Providers of long-term investment products must be registered in the list maintained by the Czech National Bank; failure to do so may result in a fine.
16. How does it receive information?
In general, the CNB is entitled to all the information it requires for proper supervision.
Pension companies are required to provide certain information to the CNB automatically, and the CNB may request any further information about a pension company’s activities that it deems necessary for supervisory purposes.
In the case of long-term investment products, the legal rules applicable to the entity providing them must be followed.
17. Any supervision of failed or insolvent schemes?
There are generally no special insolvency rules for pension funds.
For long-term investment products, the legal provisions applicable to the entity providing them must be followed.
Legislative framework
18. Requirements in relation to discrimination?
It is prohibited to discriminate against participants on the grounds of gender, race, skin colour, language, religion, political or other opinions, national or social origin, ethnicity, wealth, family background, state of health or age.
19. Rights for early leavers?
Participants in a supplementary pension scheme may terminate their participation after a minimum duration of 24 months. The scheme must specify the relevant notice period for this purpose, which cannot exceed one month. Early leavers who have participated for at least 24 months are entitled to request a severance payment (the sum of the participant’s funds excluding any state monetary support). They may also transfer their contributions to another pension fund.
Participants in a long-term investment product may exit at any time. However, they would be required to repay any tax deductions previously claimed and retroactively pay tax on any employer contributions received (if applicable) for up to 10 years. Income from the sale of investments would also be taxed under the general rules (unless exempt).
20. Union involvement?
Not relevant.
21. Codetermination involvement?
Not relevant.
22. Scope for cross-border activity?
Only a pension company licensed by the CNB is authorised to provide supplementary pension schemes.
A foreign entity, such as a bank, may offer a long-term investment product, but only if it is authorised to provide its services in the Czech Republic under the relevant laws.
Participants, on the other hand, are subject to fewer restrictions.

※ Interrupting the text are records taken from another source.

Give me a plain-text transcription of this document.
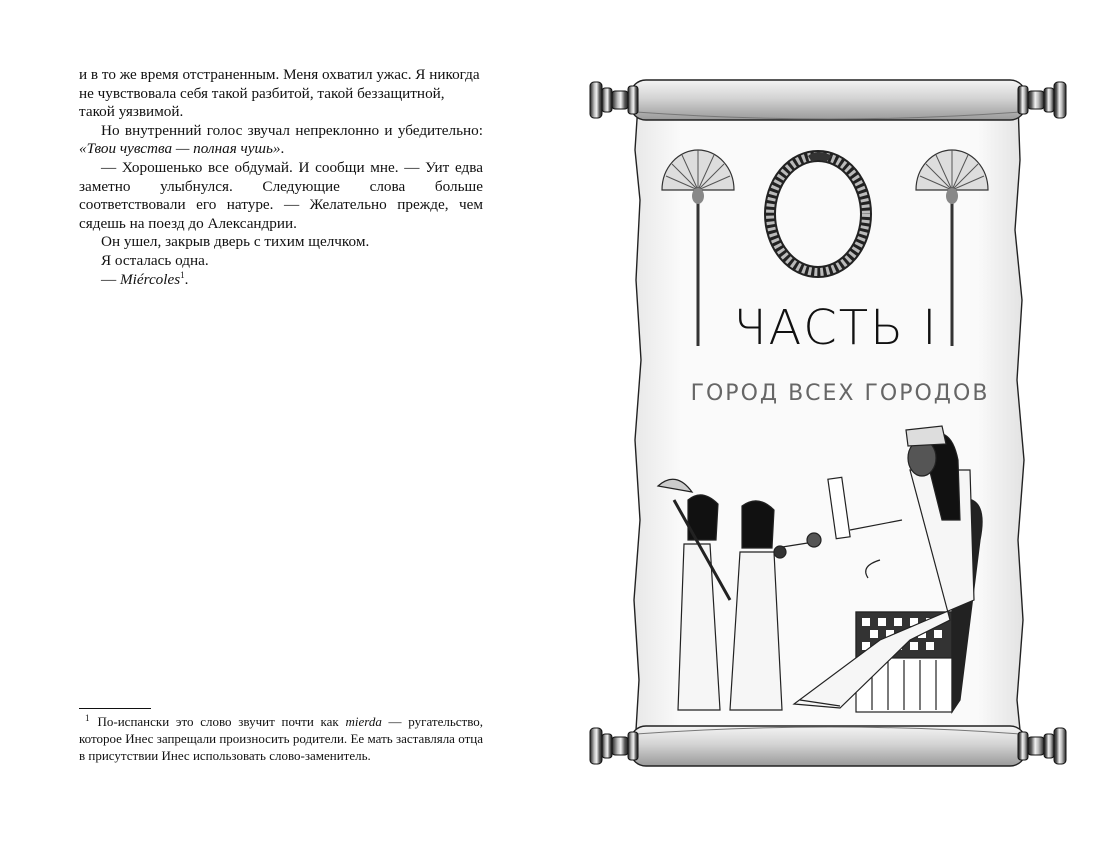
и в то же время отстраненным. Меня охватил ужас. Я никогда не чувствовала себя такой разбитой, такой беззащитной, такой уязвимой.

Но внутренний голос звучал непреклонно и убедительно: «Твои чувства — полная чушь».

— Хорошенько все обдумай. И сообщи мне. — Уит едва заметно улыбнулся. Следующие слова больше соответствовали его натуре. — Желательно прежде, чем сядешь на поезд до Александрии.

Он ушел, закрыв дверь с тихим щелчком.

Я осталась одна.

— Miércoles$^1$.

$^1$ По-испански это слово звучит почти как mierda — ругательство, которое Инес запрещали произносить родители. Ее мать заставляла отца в присутствии Инес использовать слово-заменитель.
ЧАСТЬ I
ГОРОД ВСЕХ ГОРОДОВ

Contributions to the mandatory state system are compulsory for employees, the self-employed, and a broad residual category of contributors defined by Czech law. The nationality of these participants is not relevant.
Participation in supplementary pension schemes or long-term investment products is not generally prohibited for foreigners (though we recommend checking sanctions lists). However, tax benefits are linked to tax residency, and state monetary support for the supplementary pension scheme is only available to individuals with permanent residence in the Czech Republic, or residence in an EU member state, who are covered by Czech pension insurance or public health insurance.

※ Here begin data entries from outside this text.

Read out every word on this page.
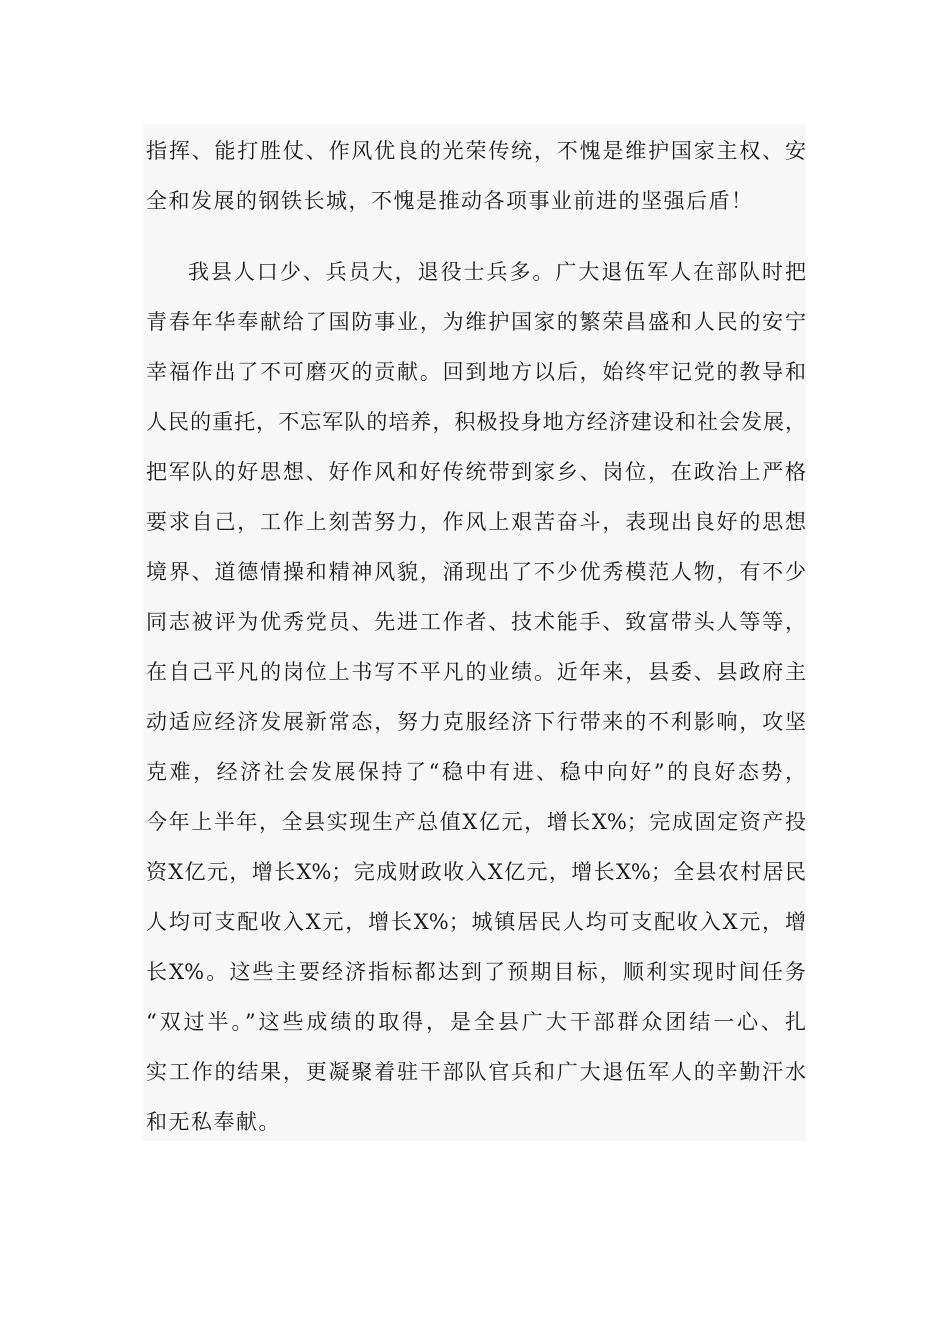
指挥、能打胜仗、作风优良的光荣传统，不愧是维护国家主权、安
全和发展的钢铁长城，不愧是推动各项事业前进的坚强后盾！
我县人口少、兵员大，退役士兵多。广大退伍军人在部队时把
青春年华奉献给了国防事业，为维护国家的繁荣昌盛和人民的安宁
幸福作出了不可磨灭的贡献。回到地方以后，始终牢记党的教导和
人民的重托，不忘军队的培养，积极投身地方经济建设和社会发展，
把军队的好思想、好作风和好传统带到家乡、岗位，在政治上严格
要求自己，工作上刻苦努力，作风上艰苦奋斗，表现出良好的思想
境界、道德情操和精神风貌，涌现出了不少优秀模范人物，有不少
同志被评为优秀党员、先进工作者、技术能手、致富带头人等等，
在自己平凡的岗位上书写不平凡的业绩。近年来，县委、县政府主
动适应经济发展新常态，努力克服经济下行带来的不利影响，攻坚
克难，经济社会发展保持了“稳中有进、稳中向好”的良好态势，
今年上半年，全县实现生产总值X亿元，增长X%；完成固定资产投
资X亿元，增长X%；完成财政收入X亿元，增长X%；全县农村居民
人均可支配收入X元，增长X%；城镇居民人均可支配收入X元，增
长X%。这些主要经济指标都达到了预期目标，顺利实现时间任务
“双过半。”这些成绩的取得，是全县广大干部群众团结一心、扎
实工作的结果，更凝聚着驻干部队官兵和广大退伍军人的辛勤汗水
和无私奉献。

The payment of a pension (whether from the compulsory state system or a voluntary scheme) after the participant has become entitled to it is not limited by the participant’s place of residence (though an application or at least notification may be required).
23. Are there restrictions on switching plans?
Participants may easily switch from one pension fund operating a supplementary pension scheme to another. A transfer fee (of up to CZK 800, or approximately EUR 30) may be charged to the participant.
For long-term investment products, transferring funds (without losing the associated benefits) to another product is only possible if the original tax-supported long-term investment product is cancelled.